Whereas the oral culture of sharing knowledge is being replaced by reading, the latter appears to finish at the classroom level because the school curriculum is designed to cater only for passing examinations and not for sharing general knowledge. Hardly any general knowledge, except the Bible, is published in local languages.
The majority of the population leaves primary school with too poor knowledge in English to read and understand general books published in English. Most of these books are imported from Europe. The class of population without English knowledge is destined to read nothing throughout their life at the peril of our cultural development. We are ambitiously engaged in building skyscrapers of ignorance at a time, culturally, we are supposed to compete with industrially developed countries enjoying powerful reading cultures.
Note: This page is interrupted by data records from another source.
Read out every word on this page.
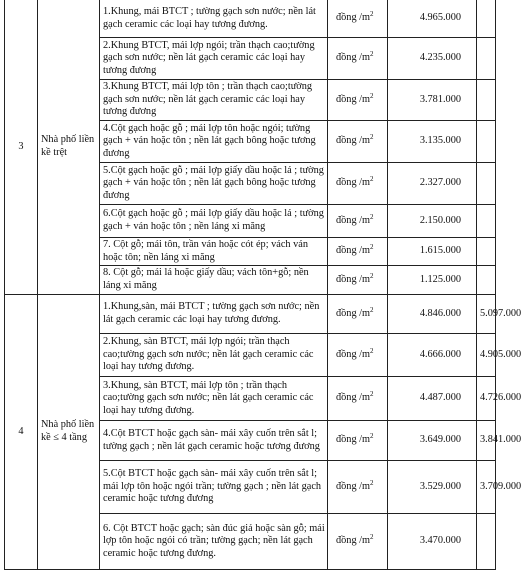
3	Nhà phố liền kề trệt	1.Khung, mái BTCT ; tường gạch sơn nước; nền lát gạch ceramic các loại hay tương đương.	đồng $/m^2$	4.965.000	
		2.Khung BTCT, mái lợp ngói; trần thạch cao;tường gạch sơn nước; nền lát gạch ceramic các loại hay tương đương	đồng $/m^2$	4.235.000	
		3.Khung BTCT, mái lợp tôn ; trần thạch cao;tường gạch sơn nước; nền lát gạch ceramic các loại hay tương đương	đồng $/m^2$	3.781.000	
		4.Cột gạch hoặc gỗ ; mái lợp tôn hoặc ngói; tường gạch + ván hoặc tôn ; nền lát gạch bông hoặc tương đương	đồng $/m^2$	3.135.000	
		5.Cột gạch hoặc gỗ ; mái lợp giấy dầu hoặc lá ; tường gạch + ván hoặc tôn ; nền lát gạch bông hoặc tương đương	đồng $/m^2$	2.327.000	
		6.Cột gạch hoặc gỗ ; mái lợp giấy dầu hoặc lá ; tường gạch + ván hoặc tôn ; nền láng xi măng	đồng $/m^2$	2.150.000	
		7. Cột gỗ; mái tôn, trần ván hoặc cót ép; vách ván hoặc tôn; nền láng xi măng	đồng $/m^2$	1.615.000	
		8. Cột gỗ; mái lá hoặc giấy dầu; vách tôn+gỗ; nền láng xi măng	đồng $/m^2$	1.125.000	
4	Nhà phố liền kề ≤ 4 tầng	1.Khung,sàn, mái BTCT ; tường gạch sơn nước; nền lát gạch ceramic các loại hay tương đương.	đồng $/m^2$	4.846.000	5.097.000
		2.Khung, sàn BTCT, mái lợp ngói; trần thạch cao;tường gạch sơn nước; nền lát gạch ceramic các loại hay tương đương.	đồng $/m^2$	4.666.000	4.905.000
		3.Khung, sàn BTCT, mái lợp tôn ; trần thạch cao;tường gạch sơn nước; nền lát gạch ceramic các loại hay tương đương.	đồng $/m^2$	4.487.000	4.726.000
		4.Cột BTCT hoặc gạch sàn- mái xây cuốn trên sắt l; tường gạch ; nền lát gạch ceramic hoặc tương đương	đồng $/m^2$	3.649.000	3.841.000
		5.Cột BTCT hoặc gạch sàn- mái xây cuốn trên sắt l; mái lợp tôn hoặc ngói trần; tường gạch ; nền lát gạch ceramic hoặc tương đương	đồng $/m^2$	3.529.000	3.709.000
		6. Cột BTCT hoặc gạch; sàn đúc giả hoặc sàn gỗ; mái lợp tôn hoặc ngói có trần; tường gạch; nền lát gạch ceramic hoặc tương đương.	đồng $/m^2$	3.470.000	
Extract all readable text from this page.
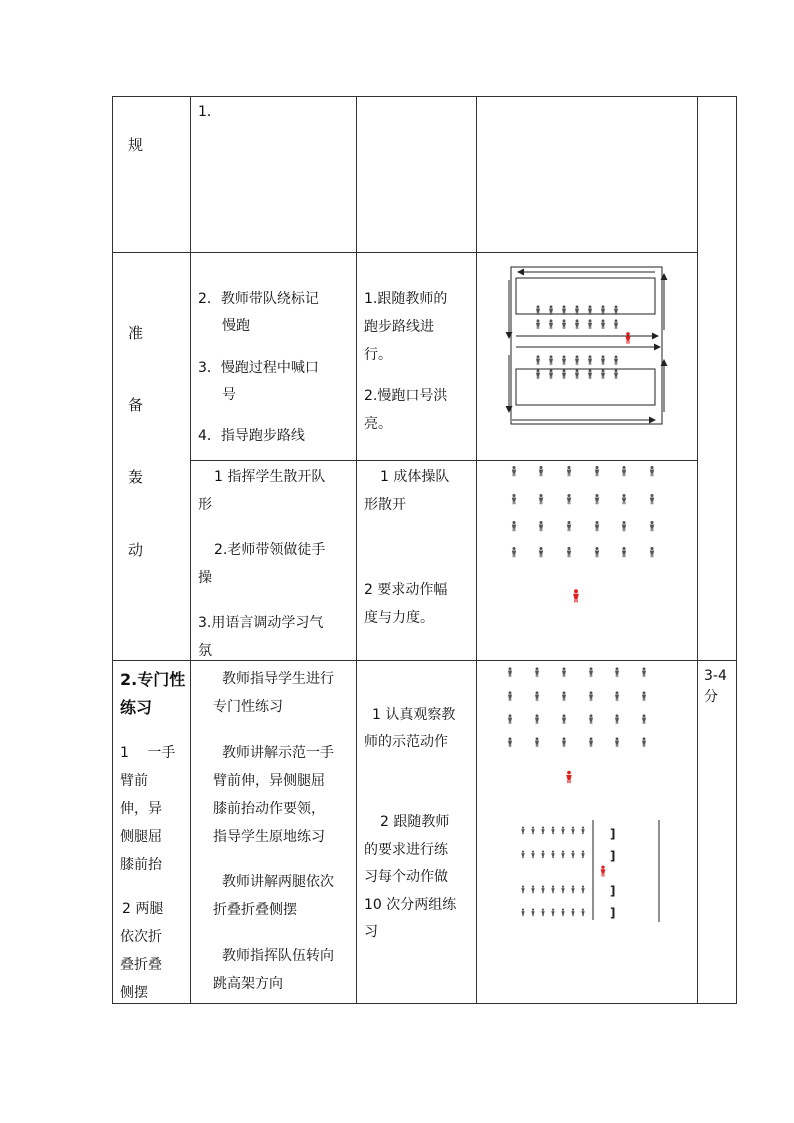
规
1．
准
备
轰
动
2．教师带队绕标记
慢跑
3．慢跑过程中喊口
号
4．指导跑步路线
1.跟随教师的
跑步路线进
行。
2.慢跑口号洪
亮。
1 指挥学生散开队
形
2.老师带领做徒手
操
3.用语言调动学习气
氛
1 成体操队
形散开
2 要求动作幅
度与力度。
2.专门性
练习
1　 一手
臂前
伸，异
侧腿屈
膝前抬
2 两腿
依次折
叠折叠
侧摆
教师指导学生进行
专门性练习
教师讲解示范一手
臂前伸，异侧腿屈
膝前抬动作要领，
指导学生原地练习
教师讲解两腿依次
折叠折叠侧摆
教师指挥队伍转向
跳高架方向
1 认真观察教
师的示范动作
2 跟随教师
的要求进行练
习每个动作做
10 次分两组练
习
3-4
分
]
]
]
]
Anyone can guess rightly who the winner is in that competition. We are in the process of building national poverty of knowledge for the next level of intellectual colonialism from Europe.
To progress, we must develop a powerful reading culture. But this can only be achieved and survive where there is a dynamic publishing industry in the languages of the people and where reading materials are not a luxury only affordable by the rich.
In Kenya, we are busy talking about building a government of devolution which, unfortunately, is not addressing this pertinent issue. Just to give an illustration of how big this problem is; for instance, I come from a community of nearly four million people which is close to the population of Israel, and more than the population of Libya; but where there is no meaningful general library! This is a misfortune shared by other communities in the nation in the so-called independent nation!
Today, Kenya has an excellent infrastructure that can establish a powerful publishing industry to publish knowledge for local consumption and export to feed the continent. A dynamic publishing industry will put in place a foundation for developing a powerful reading culture, create jobs and earn
foreign currency. The small publishing industry that exists today is busy publishing school books purely for commercial purposes, with no intention of engaging in long-term publishing that caters for the cultural development of our future generations.
I recommend setting up of a Commission to critically look into this grave cultural omission. The Commission should do so by gathering from the ground what it takes to develop an intellectually balanced nation through a powerful reading culture. The Commission should recommend how to create a dynamic publishing industry.